Bajaj hält nicht mit Kritik zurück, wenn es um den ehemaligen KTM-Mehrheitsaktionär geht. Ohne Stefan Pierer namentlich zu nennen, macht er ihn weitgehend für den finanziellen Zusammenbruch von KTM verantwortlich.

"Wir waren überrascht, die meisten in der Branche waren schockiert, wie schnell sich alles entwickelt hat", so Bajaj. "Ich denke zurück an das, was mir mein erster Manager, Doktor John Wallace, vor fast 30 Jahren gesagt hat, nämlich dass Gier der Hauptgrund für das Scheitern von Unternehmen ist. Und genau das habe ich in den vergangenen zwölf Monaten bei KTM erlebt."

"Grob gesagt gibt es drei Arten von Gier. Erstens operative Gier, die sich am besten an den Ereignissen der vergangenen zwei Jahre veranschaulichen lässt, als KTM Österreich auch nach dem Höhepunkt der Nachfrage im Anschluss an COVID weiter überproduzierte.
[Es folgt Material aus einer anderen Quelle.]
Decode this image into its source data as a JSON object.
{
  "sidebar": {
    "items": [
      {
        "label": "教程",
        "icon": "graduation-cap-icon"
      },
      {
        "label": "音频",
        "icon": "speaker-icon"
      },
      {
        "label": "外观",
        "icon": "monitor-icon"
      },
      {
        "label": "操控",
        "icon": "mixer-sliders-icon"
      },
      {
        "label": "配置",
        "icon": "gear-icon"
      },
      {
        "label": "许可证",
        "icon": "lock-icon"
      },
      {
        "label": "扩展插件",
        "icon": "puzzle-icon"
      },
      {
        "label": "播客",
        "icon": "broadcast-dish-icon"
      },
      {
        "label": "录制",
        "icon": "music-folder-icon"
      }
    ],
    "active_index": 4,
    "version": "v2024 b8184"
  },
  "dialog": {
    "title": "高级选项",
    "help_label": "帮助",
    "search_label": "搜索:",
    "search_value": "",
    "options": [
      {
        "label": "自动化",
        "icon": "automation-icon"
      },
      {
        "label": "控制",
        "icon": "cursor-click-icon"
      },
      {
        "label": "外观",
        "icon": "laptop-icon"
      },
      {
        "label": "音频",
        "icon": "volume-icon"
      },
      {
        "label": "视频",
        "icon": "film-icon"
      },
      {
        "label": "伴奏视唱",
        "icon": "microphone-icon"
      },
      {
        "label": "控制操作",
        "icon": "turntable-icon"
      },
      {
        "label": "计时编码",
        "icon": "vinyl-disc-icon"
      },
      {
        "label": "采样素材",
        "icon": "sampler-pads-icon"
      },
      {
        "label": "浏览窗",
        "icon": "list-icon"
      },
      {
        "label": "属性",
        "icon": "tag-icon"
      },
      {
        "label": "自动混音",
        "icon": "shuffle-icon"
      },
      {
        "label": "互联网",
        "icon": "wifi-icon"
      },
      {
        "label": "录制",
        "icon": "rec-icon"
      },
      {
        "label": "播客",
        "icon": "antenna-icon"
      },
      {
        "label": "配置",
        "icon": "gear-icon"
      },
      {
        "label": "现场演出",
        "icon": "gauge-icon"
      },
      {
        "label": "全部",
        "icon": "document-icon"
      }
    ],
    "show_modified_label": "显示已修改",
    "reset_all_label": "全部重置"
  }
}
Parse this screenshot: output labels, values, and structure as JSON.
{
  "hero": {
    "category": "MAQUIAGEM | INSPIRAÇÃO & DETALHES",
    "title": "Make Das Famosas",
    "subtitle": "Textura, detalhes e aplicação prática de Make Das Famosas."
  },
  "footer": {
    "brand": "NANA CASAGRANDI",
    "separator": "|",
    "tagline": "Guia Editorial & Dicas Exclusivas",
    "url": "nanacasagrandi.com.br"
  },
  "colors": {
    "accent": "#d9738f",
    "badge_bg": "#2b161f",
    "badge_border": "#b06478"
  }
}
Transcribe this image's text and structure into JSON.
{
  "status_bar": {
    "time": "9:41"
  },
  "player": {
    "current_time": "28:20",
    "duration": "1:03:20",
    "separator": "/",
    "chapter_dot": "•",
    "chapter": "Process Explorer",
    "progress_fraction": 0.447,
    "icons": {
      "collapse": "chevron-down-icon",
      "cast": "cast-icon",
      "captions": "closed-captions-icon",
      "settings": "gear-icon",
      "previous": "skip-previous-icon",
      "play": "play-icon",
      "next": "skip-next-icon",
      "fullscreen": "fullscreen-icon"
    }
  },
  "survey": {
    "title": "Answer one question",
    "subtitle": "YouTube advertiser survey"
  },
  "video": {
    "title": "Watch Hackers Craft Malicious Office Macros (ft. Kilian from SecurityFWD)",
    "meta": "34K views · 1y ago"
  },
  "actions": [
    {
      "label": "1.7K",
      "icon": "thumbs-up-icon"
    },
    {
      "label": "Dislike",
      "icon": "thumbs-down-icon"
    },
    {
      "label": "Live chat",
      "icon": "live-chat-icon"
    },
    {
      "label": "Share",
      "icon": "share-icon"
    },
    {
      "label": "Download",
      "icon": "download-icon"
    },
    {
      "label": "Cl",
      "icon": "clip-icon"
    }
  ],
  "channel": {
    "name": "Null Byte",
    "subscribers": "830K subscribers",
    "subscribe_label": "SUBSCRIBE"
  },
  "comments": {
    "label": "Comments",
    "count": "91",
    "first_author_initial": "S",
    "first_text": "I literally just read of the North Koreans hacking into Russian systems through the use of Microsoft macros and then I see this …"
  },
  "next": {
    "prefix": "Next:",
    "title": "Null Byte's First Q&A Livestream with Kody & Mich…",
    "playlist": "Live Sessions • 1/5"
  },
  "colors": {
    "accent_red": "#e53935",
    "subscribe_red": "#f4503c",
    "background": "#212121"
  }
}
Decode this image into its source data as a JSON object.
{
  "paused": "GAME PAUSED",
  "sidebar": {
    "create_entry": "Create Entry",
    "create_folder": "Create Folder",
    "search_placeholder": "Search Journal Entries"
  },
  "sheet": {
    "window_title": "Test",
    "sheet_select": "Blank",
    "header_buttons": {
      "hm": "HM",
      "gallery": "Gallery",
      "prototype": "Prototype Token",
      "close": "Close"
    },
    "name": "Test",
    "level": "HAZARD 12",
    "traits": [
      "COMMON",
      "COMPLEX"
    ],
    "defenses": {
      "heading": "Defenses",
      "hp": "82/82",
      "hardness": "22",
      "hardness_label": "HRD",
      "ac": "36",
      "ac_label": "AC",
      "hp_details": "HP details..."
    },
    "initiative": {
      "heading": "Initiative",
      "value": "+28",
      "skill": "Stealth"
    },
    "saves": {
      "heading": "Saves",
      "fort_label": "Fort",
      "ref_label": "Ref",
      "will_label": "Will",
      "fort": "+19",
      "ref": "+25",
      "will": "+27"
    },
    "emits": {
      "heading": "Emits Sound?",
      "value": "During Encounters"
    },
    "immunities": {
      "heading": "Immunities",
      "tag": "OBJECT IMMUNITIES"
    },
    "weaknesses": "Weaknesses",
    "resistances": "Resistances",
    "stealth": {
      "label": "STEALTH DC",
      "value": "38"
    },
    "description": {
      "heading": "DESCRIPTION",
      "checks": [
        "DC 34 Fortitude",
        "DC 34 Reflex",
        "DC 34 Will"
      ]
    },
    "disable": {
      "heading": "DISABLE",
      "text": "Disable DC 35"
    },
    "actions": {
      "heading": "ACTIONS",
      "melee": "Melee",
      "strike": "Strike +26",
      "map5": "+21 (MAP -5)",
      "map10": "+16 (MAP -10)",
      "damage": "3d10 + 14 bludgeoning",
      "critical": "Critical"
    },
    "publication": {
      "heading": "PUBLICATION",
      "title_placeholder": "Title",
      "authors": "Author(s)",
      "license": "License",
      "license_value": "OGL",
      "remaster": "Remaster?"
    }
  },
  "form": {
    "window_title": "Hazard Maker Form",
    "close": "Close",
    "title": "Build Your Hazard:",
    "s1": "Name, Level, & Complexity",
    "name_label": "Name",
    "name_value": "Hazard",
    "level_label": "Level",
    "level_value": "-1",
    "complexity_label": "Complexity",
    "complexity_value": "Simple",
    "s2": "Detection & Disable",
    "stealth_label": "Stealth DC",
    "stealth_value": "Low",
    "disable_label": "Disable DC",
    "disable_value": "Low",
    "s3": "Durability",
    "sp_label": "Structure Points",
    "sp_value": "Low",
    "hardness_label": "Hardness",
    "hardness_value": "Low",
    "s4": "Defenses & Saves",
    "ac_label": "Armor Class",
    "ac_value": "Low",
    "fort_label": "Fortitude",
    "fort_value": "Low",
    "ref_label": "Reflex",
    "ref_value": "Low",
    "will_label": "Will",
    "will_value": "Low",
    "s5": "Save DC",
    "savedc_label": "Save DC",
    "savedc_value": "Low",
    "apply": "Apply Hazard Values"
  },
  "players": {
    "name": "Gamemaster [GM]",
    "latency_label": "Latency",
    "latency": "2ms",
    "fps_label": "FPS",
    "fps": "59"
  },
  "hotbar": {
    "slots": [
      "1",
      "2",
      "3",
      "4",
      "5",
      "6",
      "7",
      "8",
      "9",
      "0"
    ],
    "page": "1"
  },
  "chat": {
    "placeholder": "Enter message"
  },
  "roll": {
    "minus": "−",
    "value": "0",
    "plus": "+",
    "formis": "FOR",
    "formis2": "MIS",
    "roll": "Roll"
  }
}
Infolgedessen blieben Händler und Distributoren auf Lagerbeständen im Wert von mehr als einem Jahr sitzen, was offen gesagt absurd war", wird Bajaj zitiert.

"Dann kam die strategische Gier. Unternehmen wagen sich oft in Geschäftsbereiche vor, die sie nicht betreten sollten. Im Fall von KTM Österreich war das deutlichste Beispiel der Einstieg in den Fahrradmarkt, ein Schritt, der keine wirkliche Synergie mit dem Kerngeschäft hatte", fügt der Inder hinzu.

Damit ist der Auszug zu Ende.